Description
Origin : Italy (Trentino)
Porphyry 1 Piece 101-160 gr - cm 5-11 Raw Minerals Stones Rocks for Collection. The name Porphyry generically indicates any acidic igneous rock with a porphyritic texture with abundant phenocrysts (over 25% by volume) and a very fine and microcrystalline ground mass. Rocks with these structures can be eruptive veins or hypoabyssal or volcanic, but in the latter case the term is limited to ancient vulcanites, which have undergone a very slow process of devitrification (the so-called paleovolcanites). The color varies from red to brown to purple to gray. The term porphyry comes from the ancient Greek porphyra, which means "purple". Purple was the color of royalty and for this reason ancient red porphyry was particularly appreciated for monuments and building projects in imperial Rome, so much so that it was called "the stone of emperors". Being a term of a structural nature, the mineralogical composition can be very varied, therefore it is customary to add the name of a mineral or of the corresponding intrusive or effusive rock as a suffix: for example quartz or non-quartz porphyry, granite porphyry, syenitic porphyry, etc.

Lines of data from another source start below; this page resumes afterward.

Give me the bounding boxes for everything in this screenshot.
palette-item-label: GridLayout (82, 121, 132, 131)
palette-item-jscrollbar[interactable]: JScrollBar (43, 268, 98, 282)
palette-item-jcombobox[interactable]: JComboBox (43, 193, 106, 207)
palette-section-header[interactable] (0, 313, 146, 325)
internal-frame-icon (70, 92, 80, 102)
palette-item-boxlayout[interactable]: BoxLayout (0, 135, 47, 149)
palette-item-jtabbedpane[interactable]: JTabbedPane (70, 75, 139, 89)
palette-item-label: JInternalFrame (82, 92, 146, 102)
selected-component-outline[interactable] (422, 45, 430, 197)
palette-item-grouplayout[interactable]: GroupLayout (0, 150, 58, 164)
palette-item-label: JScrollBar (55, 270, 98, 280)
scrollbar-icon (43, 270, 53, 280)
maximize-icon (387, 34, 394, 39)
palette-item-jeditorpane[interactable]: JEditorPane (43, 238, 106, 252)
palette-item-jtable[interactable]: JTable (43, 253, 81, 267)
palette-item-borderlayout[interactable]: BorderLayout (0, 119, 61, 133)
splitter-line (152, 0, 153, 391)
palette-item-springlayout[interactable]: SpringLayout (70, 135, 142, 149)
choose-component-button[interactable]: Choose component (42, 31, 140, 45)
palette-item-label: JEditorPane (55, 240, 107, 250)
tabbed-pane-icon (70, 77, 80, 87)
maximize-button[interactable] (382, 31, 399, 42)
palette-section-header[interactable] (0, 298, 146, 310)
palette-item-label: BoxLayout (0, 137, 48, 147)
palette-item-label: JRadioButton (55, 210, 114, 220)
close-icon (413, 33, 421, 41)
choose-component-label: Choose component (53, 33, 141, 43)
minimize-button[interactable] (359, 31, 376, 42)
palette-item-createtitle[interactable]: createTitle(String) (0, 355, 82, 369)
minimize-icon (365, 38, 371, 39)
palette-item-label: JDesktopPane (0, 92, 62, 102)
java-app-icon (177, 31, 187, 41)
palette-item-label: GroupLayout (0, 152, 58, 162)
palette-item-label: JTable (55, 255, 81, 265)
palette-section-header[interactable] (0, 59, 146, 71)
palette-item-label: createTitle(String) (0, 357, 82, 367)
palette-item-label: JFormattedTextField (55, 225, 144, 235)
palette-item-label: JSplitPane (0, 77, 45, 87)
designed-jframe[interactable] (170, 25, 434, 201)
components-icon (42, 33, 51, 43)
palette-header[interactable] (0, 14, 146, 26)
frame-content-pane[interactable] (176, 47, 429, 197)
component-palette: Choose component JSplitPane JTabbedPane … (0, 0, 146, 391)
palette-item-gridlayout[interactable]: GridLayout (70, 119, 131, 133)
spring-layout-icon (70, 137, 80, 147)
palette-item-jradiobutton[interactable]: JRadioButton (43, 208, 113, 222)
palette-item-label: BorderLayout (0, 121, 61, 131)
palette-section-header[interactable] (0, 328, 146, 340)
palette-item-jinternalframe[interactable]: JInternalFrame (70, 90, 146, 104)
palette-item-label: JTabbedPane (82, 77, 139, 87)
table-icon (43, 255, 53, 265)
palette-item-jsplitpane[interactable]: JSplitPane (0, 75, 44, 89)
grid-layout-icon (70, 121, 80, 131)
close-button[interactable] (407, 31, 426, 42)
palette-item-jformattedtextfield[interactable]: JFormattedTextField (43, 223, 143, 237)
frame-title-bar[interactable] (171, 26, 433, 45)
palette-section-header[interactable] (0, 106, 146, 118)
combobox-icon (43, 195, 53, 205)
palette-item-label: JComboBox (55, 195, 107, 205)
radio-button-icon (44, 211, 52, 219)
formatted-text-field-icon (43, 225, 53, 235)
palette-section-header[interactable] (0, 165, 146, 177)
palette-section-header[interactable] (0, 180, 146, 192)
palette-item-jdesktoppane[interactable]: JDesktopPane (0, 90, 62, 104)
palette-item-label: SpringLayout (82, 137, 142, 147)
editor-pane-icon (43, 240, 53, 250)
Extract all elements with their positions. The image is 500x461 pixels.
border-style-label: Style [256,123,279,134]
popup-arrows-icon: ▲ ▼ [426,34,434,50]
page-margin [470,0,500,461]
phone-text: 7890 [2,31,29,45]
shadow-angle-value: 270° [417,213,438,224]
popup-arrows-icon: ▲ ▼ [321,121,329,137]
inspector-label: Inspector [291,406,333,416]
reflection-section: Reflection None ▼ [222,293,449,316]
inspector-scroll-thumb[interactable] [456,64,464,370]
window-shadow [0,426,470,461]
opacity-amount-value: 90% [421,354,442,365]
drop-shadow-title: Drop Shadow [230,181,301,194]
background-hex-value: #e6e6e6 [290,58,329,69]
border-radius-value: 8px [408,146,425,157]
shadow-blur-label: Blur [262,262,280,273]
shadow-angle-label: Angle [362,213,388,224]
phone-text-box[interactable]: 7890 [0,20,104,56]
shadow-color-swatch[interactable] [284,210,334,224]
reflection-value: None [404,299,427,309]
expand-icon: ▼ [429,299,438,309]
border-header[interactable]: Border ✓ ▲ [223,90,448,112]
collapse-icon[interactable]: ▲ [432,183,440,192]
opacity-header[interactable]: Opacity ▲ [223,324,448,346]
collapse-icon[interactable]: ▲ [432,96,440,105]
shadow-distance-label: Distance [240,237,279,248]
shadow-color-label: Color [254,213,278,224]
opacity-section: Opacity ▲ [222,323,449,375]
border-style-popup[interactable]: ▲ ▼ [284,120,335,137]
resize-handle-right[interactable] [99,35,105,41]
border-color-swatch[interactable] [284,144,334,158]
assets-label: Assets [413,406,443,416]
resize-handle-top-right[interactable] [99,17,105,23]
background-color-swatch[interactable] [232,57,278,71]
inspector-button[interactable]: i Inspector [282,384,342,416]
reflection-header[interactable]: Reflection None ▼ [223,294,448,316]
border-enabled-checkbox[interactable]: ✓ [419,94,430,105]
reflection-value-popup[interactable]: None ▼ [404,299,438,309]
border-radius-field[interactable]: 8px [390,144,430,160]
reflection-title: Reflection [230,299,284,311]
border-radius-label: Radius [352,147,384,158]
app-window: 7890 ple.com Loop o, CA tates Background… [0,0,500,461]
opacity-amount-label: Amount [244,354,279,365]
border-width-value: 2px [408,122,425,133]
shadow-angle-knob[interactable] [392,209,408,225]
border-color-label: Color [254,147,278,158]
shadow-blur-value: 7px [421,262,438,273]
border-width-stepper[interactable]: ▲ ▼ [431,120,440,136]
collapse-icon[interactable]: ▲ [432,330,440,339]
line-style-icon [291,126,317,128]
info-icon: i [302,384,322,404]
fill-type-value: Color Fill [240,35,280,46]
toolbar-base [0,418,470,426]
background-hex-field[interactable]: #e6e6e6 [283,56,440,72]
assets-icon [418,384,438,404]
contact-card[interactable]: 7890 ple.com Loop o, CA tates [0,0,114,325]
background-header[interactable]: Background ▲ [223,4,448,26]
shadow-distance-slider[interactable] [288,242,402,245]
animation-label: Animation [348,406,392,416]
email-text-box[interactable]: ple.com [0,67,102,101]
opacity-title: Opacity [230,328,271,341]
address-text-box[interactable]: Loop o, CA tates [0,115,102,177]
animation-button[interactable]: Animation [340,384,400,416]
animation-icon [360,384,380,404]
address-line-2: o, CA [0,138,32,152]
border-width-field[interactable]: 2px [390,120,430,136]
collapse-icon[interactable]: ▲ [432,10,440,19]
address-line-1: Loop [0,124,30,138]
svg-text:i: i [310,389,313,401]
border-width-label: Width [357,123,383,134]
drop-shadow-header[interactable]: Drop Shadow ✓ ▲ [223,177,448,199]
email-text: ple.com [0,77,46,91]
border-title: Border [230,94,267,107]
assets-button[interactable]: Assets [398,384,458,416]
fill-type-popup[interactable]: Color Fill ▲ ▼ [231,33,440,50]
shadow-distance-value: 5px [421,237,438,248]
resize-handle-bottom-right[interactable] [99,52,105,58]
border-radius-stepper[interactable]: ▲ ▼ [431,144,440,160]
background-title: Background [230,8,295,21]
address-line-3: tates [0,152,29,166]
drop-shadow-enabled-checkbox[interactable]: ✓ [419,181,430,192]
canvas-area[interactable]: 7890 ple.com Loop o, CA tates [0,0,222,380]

The term porphyry, widely used in the scientific literature of the past, is now replaced by the name of the intrusive and effusive rock followed by the adjective porphyritic. The porphyries used for statuary, construction and road paving do not always coincide with the petrographic meaning of the term. The so-called ancient red porphyry is actually a porphyritic andesite, while the ancient green porphyry is actually a diabasic andesite. The largest porphyry extension in Italy is represented by the Permian effusive complex known as the Atesina Porphyry Platform which extends in Trentino-Alto Adige over an area of over 750 km2 with a thickness ranging from 400 to over 1000 m. Other quartz porphyry outcrops are found in the pre-Alps, Elba Island, Monte Amiata, near Civitavecchia (Lazio) and in Sardinia. Quartz porphyries largely transformed by Alpine metamorphism into crystalline schists occupy part of the Ligurian Alps between Cuneo and Savona. One of the most famous places of extraction and processing is Trentino, especially in the municipalities of the Val di Cembra and on the Altopiano di Piné, where porphyry has a variegated colour, mainly in shades of red, brown, burgundy, gray and purplish.